The forum will comprise a variety of formats and agendas to help facilitate the exchange of ideas between the experts. Luncheon discussions, already in progress, will form the centerpiece. At each of these meetings a commissioned paper on a specific topic in national security space policy will be thoroughly discussed.
Also on the agenda are one-day space security conferences for the late spring of 2003 and 2004, which will bring the work of the forum to a larger audience that will include other groups involved in the security space debate. These conferences will provide an overview of the “state of the debate” on space security issues and will serve as a highly visible showcase for current research and policy work on the topic.
“Secretary of Defense Donald Rumsfeld came into office with a space agenda; it is being implemented, but little is known in the broader policy community about the implications of this agenda,” said Gordon Adams, director of the Security Policy Program and professor in the Elliott School. “This is a chance to make military space issues more visible and better understood.”
A monograph on space security issues will be published each year. The first volume will draw from the best of the papers presented at forum luncheons. The Security Space Forum has already established a forum Web site, www.gwu.edu/~spi/spaceforum, featuring links to the papers commissioned to date by the forum and other papers and reports relevant to the space security debate.

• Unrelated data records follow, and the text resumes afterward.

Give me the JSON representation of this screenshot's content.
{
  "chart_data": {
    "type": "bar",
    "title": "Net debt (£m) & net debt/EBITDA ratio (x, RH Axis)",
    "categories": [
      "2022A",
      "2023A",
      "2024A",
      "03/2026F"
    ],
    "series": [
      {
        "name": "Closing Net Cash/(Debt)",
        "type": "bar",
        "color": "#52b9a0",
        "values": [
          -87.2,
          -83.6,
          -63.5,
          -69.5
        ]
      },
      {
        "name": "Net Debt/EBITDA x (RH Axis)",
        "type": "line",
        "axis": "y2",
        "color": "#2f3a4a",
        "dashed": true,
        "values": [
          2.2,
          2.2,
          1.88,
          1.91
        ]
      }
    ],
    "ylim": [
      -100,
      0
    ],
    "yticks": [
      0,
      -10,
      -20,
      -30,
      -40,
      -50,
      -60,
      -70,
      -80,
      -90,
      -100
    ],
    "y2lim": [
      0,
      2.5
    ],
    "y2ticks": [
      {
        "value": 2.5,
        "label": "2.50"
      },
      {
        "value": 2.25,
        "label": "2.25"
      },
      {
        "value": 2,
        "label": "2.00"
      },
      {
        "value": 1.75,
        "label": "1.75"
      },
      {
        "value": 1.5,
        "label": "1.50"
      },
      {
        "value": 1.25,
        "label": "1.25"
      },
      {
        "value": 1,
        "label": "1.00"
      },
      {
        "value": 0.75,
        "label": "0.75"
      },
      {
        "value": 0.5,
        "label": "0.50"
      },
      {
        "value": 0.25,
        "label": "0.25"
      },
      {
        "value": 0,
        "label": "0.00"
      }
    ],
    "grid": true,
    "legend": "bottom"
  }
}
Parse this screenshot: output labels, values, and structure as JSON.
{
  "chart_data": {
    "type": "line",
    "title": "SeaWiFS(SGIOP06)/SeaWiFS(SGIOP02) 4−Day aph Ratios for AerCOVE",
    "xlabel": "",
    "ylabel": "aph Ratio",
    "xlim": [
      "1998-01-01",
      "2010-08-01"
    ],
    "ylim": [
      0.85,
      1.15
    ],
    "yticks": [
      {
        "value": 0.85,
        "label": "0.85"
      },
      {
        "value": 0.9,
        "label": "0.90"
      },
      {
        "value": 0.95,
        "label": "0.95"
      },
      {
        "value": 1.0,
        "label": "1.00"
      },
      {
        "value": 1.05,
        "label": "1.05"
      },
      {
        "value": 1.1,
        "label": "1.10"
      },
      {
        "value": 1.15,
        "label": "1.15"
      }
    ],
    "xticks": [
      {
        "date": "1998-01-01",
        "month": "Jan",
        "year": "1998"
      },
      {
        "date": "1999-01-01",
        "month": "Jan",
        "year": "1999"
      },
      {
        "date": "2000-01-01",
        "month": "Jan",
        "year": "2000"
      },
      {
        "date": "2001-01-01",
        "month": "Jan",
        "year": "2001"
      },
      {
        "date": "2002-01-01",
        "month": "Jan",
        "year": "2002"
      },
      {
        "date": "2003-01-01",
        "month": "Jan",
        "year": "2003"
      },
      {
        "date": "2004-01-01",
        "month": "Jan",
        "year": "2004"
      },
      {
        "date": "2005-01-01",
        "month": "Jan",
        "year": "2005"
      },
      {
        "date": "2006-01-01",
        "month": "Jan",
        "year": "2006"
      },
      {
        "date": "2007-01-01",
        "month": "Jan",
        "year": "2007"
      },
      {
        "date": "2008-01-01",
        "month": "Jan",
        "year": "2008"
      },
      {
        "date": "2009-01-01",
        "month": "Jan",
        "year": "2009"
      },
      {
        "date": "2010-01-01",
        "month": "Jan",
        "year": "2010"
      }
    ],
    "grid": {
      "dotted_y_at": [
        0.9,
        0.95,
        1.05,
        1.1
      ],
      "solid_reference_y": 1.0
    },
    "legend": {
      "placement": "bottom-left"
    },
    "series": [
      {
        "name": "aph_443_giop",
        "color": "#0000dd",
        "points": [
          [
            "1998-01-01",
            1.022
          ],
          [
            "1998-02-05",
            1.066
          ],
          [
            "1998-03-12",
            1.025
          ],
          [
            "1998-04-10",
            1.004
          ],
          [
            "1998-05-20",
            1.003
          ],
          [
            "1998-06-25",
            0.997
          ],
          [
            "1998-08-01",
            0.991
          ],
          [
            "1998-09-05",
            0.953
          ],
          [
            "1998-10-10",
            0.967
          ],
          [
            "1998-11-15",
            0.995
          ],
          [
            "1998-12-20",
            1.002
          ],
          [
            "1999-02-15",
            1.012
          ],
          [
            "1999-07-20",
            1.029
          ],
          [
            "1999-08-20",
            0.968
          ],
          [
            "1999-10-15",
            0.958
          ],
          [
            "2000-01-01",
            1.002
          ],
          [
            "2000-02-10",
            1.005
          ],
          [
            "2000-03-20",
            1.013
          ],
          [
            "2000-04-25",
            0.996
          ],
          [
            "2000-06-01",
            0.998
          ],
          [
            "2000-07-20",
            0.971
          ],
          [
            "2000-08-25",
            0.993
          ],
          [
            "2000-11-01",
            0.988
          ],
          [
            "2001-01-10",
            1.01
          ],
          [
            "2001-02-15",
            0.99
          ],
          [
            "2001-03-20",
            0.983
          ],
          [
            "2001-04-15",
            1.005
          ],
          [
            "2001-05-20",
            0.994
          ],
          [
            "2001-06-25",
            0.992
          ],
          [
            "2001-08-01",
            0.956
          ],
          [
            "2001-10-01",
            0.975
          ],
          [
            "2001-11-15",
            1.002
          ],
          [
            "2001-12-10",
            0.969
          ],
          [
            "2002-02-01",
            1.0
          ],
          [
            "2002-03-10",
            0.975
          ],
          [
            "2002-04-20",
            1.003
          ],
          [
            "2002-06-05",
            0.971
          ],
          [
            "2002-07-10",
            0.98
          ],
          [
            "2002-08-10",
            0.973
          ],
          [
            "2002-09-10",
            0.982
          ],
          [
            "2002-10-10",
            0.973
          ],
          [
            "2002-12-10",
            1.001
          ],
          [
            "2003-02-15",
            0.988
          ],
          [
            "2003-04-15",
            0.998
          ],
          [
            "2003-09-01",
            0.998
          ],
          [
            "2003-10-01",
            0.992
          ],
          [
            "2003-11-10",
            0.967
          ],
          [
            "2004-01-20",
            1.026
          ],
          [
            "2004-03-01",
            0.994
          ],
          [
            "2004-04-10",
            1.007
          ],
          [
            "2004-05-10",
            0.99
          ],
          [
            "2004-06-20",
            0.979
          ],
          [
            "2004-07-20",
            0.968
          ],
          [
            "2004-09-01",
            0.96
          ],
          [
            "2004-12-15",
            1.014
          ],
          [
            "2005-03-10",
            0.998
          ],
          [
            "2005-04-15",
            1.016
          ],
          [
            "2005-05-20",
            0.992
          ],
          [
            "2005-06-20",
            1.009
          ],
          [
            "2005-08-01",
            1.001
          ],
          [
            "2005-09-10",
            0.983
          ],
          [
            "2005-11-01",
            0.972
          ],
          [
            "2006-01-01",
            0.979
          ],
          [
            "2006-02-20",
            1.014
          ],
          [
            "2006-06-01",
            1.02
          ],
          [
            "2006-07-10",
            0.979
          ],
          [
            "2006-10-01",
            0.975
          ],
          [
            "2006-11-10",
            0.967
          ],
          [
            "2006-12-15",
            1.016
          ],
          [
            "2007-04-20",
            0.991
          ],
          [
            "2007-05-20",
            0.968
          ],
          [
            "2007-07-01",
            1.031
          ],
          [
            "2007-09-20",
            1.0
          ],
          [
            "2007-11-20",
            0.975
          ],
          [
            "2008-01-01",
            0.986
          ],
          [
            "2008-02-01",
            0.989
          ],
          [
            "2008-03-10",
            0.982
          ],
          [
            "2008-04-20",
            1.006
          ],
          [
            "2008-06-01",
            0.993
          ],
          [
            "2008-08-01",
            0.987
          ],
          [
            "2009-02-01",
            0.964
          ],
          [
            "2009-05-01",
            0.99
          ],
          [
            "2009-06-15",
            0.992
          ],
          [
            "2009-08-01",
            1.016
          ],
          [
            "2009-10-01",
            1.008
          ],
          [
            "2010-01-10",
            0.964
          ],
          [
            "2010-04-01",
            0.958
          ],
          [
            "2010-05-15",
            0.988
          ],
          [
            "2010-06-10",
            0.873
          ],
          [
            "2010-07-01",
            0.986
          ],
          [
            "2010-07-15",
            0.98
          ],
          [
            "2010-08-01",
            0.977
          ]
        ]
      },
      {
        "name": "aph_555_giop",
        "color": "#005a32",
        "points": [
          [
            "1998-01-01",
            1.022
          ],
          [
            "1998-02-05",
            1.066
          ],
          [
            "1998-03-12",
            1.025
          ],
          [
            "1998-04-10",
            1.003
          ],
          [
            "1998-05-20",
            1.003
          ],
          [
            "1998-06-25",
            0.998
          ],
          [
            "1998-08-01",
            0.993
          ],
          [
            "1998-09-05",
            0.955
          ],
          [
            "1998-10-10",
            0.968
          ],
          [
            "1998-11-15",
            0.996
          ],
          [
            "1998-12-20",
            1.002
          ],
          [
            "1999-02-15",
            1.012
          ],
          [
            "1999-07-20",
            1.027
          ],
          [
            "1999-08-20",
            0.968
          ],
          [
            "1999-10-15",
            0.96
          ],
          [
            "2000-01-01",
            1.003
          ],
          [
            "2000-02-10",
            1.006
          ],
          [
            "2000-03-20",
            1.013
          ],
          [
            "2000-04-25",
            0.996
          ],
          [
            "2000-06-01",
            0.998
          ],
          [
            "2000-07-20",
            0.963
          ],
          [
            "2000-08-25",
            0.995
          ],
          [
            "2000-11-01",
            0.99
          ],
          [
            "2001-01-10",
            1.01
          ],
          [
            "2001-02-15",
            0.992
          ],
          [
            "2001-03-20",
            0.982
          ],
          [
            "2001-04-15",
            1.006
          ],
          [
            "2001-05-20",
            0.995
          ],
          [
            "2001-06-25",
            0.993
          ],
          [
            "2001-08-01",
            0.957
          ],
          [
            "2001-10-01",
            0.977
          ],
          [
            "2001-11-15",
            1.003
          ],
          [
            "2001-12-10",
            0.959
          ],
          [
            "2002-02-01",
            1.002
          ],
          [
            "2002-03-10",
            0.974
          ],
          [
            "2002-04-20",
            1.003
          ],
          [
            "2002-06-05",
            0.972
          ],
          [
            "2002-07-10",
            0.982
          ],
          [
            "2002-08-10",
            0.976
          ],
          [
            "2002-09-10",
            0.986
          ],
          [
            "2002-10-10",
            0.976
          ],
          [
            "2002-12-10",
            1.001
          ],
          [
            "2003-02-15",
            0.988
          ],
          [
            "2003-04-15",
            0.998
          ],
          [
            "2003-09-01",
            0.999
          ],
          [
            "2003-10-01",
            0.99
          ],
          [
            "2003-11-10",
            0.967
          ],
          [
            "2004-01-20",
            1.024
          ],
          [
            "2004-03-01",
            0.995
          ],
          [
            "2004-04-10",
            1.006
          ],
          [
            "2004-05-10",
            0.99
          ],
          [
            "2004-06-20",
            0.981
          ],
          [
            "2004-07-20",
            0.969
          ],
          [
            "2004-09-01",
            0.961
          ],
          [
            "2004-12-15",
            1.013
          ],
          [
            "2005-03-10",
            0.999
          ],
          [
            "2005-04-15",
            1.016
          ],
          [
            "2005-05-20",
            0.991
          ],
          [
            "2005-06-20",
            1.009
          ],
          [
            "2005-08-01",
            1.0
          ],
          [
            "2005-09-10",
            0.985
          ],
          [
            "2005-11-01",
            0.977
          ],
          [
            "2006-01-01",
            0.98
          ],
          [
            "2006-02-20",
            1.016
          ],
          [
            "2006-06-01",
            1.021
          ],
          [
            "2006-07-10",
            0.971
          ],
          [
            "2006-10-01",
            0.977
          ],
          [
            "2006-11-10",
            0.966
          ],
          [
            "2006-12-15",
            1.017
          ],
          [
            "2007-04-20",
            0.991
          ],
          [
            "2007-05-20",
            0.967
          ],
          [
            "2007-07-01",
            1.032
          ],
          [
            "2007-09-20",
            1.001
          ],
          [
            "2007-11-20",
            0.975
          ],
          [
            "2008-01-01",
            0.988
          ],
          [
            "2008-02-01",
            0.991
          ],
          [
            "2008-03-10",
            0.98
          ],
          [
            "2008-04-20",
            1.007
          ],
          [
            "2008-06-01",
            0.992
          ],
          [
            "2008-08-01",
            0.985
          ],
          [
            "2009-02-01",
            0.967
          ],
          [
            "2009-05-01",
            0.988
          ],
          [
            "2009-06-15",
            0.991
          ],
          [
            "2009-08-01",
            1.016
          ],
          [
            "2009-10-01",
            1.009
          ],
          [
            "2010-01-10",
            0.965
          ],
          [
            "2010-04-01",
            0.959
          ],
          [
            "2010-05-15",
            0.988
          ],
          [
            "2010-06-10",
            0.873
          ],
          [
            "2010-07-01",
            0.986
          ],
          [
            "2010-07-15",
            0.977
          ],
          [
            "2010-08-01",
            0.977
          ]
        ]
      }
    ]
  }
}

“This generous grant from the MacArthur Foundation is an important vote of confidence in the quality of work we do here,” said Harry Harding, dean of the Elliott School. “The collaborative nature of this project is typical of what we do: bring together scholars from different academic programs to investigate the linkages between their areas of research and then to draw the implications for policy. The space policy and security policy programs are worthy of this recognition.”